Monday, May 28, 2012

Health Advice: To Follow or Not to Follow

A large part of my practice involves giving health advice based on my expertise in Chinese medicine. I suggest ways to reduce stress, foods to "nourish Yin," "drain Dampness," and "move Blood"-which can be used to treat anything from headaches to infertility.

Most patients follow some of my advice, but not all of it. A few completely ignore everything I say, and a few follow my every word exactly to the letter.

While having sound advice ignored can be frustrating, I would be a hypocrite if I got too upset over it. I ignore advice all the time. And I seek a lot of advice. I subscribe to multiple blogs on everything from how to write to how to treat depression. I read professional journals, magazine articles, and books. I take classes. These information sources give differing advice on a daily basis--meat is good, meat is bad. Vitamins are useful, or useless. This diet plan works for everyone; no one diet plan works for everybody. I could not possibly follow all of this advice. Since most of my patients are also no doubt getting health advice from multiple sources, someone will have to be ignored, and sometimes inevitably it will be my turn.

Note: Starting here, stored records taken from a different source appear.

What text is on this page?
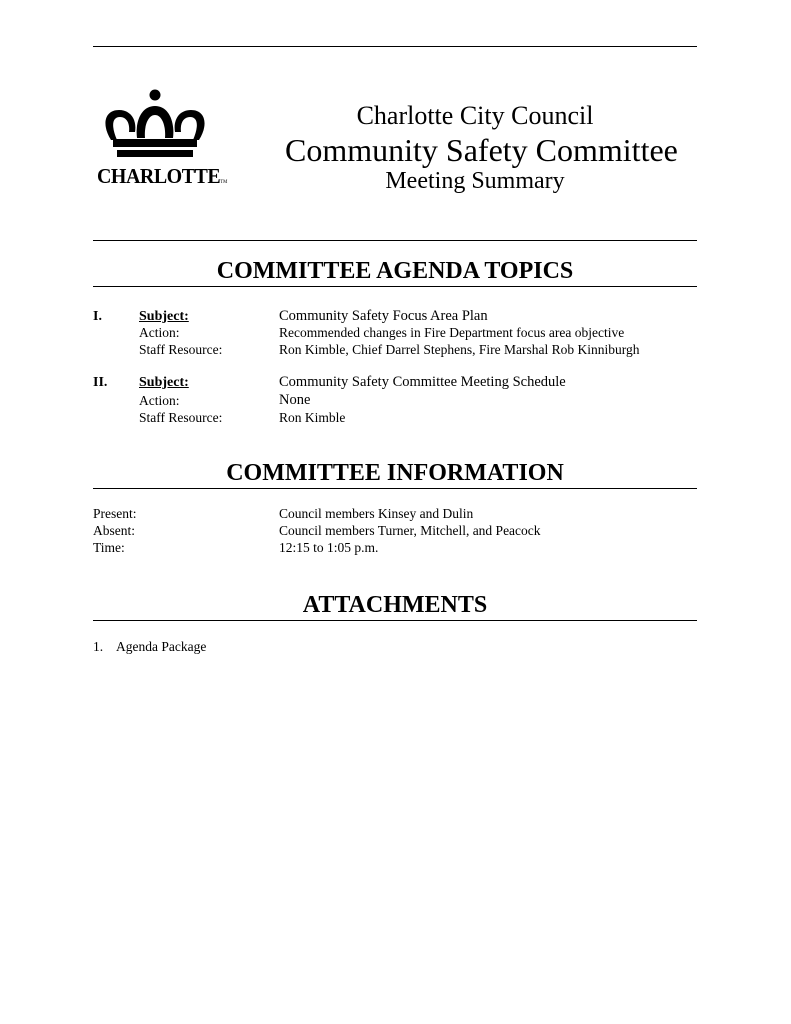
CHARLOTTETM
Charlotte City Council
Community Safety Committee
Meeting Summary
COMMITTEE AGENDA TOPICS
I.	Subject:	Community Safety Focus Area Plan
Action:	Recommended changes in Fire Department focus area objective
Staff Resource:	Ron Kimble, Chief Darrel Stephens, Fire Marshal Rob Kinniburgh
II. Subject:	Community Safety Committee Meeting Schedule
Action:	None
Staff Resource:	Ron Kimble
COMMITTEE INFORMATION
Present:	Council members Kinsey and Dulin
Absent:	Council members Turner, Mitchell, and Peacock
Time:	12:15 to 1:05 p.m.
ATTACHMENTS
1. Agenda Package
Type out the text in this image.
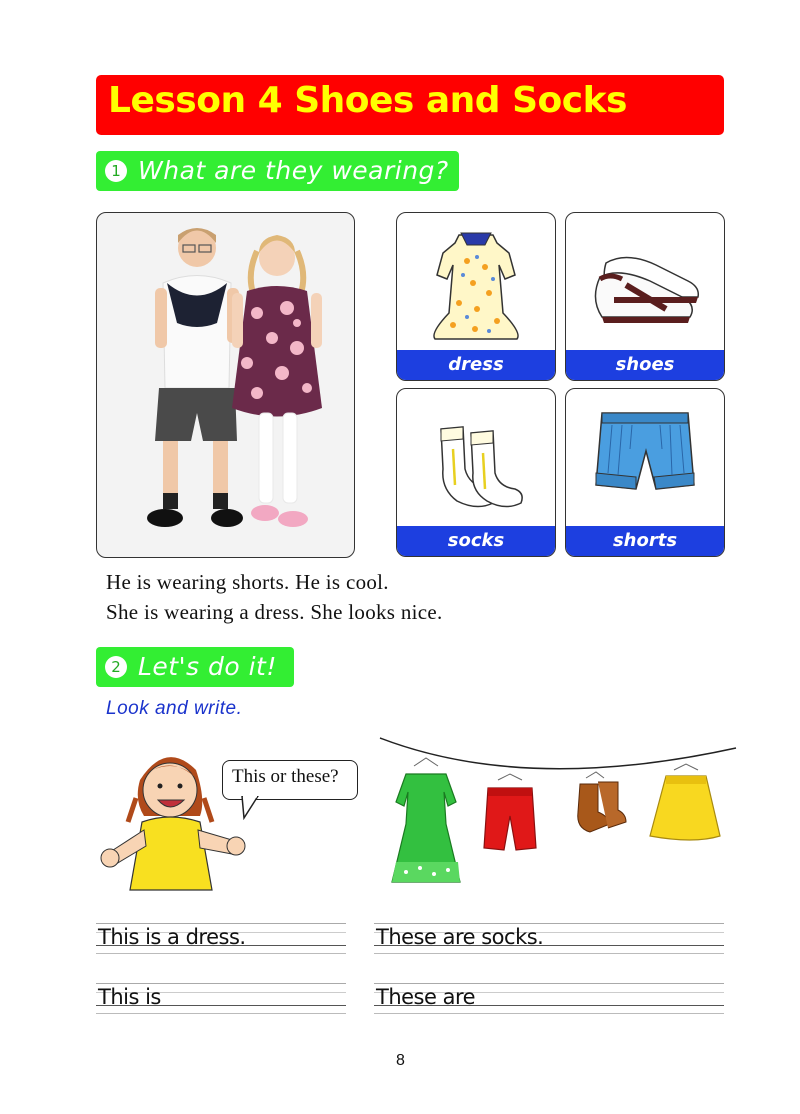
Lesson 4 Shoes and Socks
1 What are they wearing?
dress	shoes
socks	shorts
He is wearing shorts. He is cool.
She is wearing a dress. She looks nice.
2 Let's do it!
Look and write.
This or these?
This is a dress.
This is
These are socks.
These are
8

So what guidelines should you follow in taking or ignoring advice? Here is my advice (which you can take or leave):
  • Be upfront with the person giving advice. I admit it: I get aggravated when I give simple advice that isn't followed. But I much prefer to be told this up front rather than to cajole, suggest, and give vast quantities of information, only to be told "I just don't eat vegetables" six months into treatment. I will give less advice, and have lower expectations for treatment. It is also useful to know if a patient simply does not have the time, money, or energy for some treatments. If I believe treatment will  not be successful if my advice is not followed, I can save everyone time and money by suggesting the patient seek other healthcare--but usually there is something that can be improved, even if important self-care is ignored.
  • Look at the source. As a trained Chinese herbalist, I spent several years memorizing and using incredible amounts of information so that I could treat people effectively, and then testing that information with clinical experience. Yet my advice often goes by the wayside because a patient has a friend (or hairdresser or neighbor who joined a multi-level herb company) who suggests some other product that usually costs more than what I suggest and doesn't fit the patient's particular problem. When anyone gives advice, look at their credentials. Have they had experience with your problem--whether treating it or living it? Perhaps the neighbor's advice is meaningful if they have the same health condition you do, and have seen great improvement with a new supplement. Do they have enough education to know the different options available for treatment, or what symptoms are dangerous and need further research? Especially when dealing with your health, you need to have many sources for information, and they need to be as reliable as possible.
  • Does the advice fit your outlook and beliefs? I often recommend different meats to my patients as part of the Chinese medicine view of health. If my patient is a vegetarian, and does not want to eat meat, I am happy to alter my suggestions to fit their beliefs. Other patients come to me because they do not wish to take medications or have surgery if it can be avoided. I encourage them to get the information they need to make their healthcare decisions--what will happen if they never get surgery or never take a medication? What are the dangers? What if they wait 6 months and try a more holistic approach?  What objective tests could be done to evaluate a holistic treatment to see if it works? Be open in sharing your beliefs with your healthcare team. A good doctor/acupuncturist/chiropractor will work within your worldview. If your practitioner refuses to acknowledge your right to make health decisions based on your beliefs, perhaps you need to find someone new for your healthcare.
  • Remember, at the end of the day, it's your call. No one truly knows exactly what is best for you. We all approach our decisions based on our individual expertise, experience, and beliefs. I give the advice I would want someone to give me if I had the same condition. Most health practitioners do the same. 
If you get health advice from someone, take the time to consciously make a decision whether to follow it or not. See if the advice fits the areas you are willing and able to change. Look at the track record and education of the person giving the advice. Make sure the advice is something in harmony with your values. Ask as many questions as you need to get enough information to make a decision. Then accept the responsibility for making that decision.